If all it was used for was scripting it would be fine, but what is strange is that Python has emerged as a major language for complex data analysis. So I am sometimes confronted with partial solutions in Python that solve a piece of the puzzle that is purely numerical (so all runs on numpy etc) but then extending it to actually solve the real problem ends up either extremely awkward (the whole architecture getting bent around Python's limitations) or being a complete rewrite. It's frustrating that the ecosystem for certain problems is so bent towards a language that is unsuitable for large parts of the job. (mainly, I would add, because it sucks the oxygen away from alternatives that would be better in the longer term).

If you're doing complex data analysis in python, the actual number crunching isn't happening in python it's happening in a C extension. Using numpy or tensor flow, you're really just calling C code.

And Fortran code (many parts of numpy). C doesn't have a complete monopoly on high-performance code.

What is the advantage of Fortran over only C in numpy’s case specifically?

Fortran has the more optimized libraries (blas) and is also capable of optimizations that C isn't (guarantees that pointers dont alias).

Modern C has the restrict keyword for that. There isn't any competitive advantage left for Fortran over C or C++, the only reason why Fortran is still part of the modern numeric stack is that BLAS, LAPACK, QUADPACK and friends run the freaking world and nobody is ever going to rewrite them to C without a compelling reason to do so.

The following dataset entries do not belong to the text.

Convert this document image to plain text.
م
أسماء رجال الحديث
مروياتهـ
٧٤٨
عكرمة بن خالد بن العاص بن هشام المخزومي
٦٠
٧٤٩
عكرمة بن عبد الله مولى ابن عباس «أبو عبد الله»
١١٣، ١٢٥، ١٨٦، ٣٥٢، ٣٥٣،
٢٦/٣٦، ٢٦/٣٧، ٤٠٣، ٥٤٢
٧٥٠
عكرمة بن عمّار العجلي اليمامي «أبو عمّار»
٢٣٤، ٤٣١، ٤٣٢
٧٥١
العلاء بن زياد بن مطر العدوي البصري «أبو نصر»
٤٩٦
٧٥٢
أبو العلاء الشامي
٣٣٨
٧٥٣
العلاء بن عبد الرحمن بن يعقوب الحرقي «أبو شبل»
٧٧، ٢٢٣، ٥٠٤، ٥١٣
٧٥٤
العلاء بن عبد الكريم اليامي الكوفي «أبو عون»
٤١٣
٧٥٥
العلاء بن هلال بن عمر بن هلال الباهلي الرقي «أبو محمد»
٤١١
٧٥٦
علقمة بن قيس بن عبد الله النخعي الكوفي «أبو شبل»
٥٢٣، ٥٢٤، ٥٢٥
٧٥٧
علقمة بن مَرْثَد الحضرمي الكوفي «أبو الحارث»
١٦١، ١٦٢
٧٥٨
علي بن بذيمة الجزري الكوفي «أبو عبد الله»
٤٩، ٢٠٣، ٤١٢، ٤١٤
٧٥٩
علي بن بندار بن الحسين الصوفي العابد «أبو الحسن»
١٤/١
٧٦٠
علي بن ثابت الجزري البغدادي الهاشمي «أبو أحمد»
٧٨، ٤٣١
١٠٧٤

Note that while BLAS and friends aren't getting rewritten in C, there is an effort underway to write replacements in Julia. The basic reason is that metaprogramming and better optimization frameworks are making it possible to write these at a higher level where you basically specify a cost model, and generate an optimal method based on that. The big advantage is that this works for more than just standard matrix multiplies. The same framework can give you complex matrices, Integer and boolean matrices, matrices with different algebras (eg max-plus).

That's a cool idea. I don't know how realistic it is to achieve performance parity, but the "generic" functionality is definitely intriguing.

The initial results are that libraries like LoopVectorization can already generate optimal micro-kernels, and is competitive with MKL (for square matrix-matrix multiplication) up to around size 512. With help on macro-kernel side from Octavian, Julia is able to outperform MKL for sizes up to to 1000 or so (and is about 20% slower for bigger sizes). https://github.com/JuliaLinearAlgebra/Octavian.jl.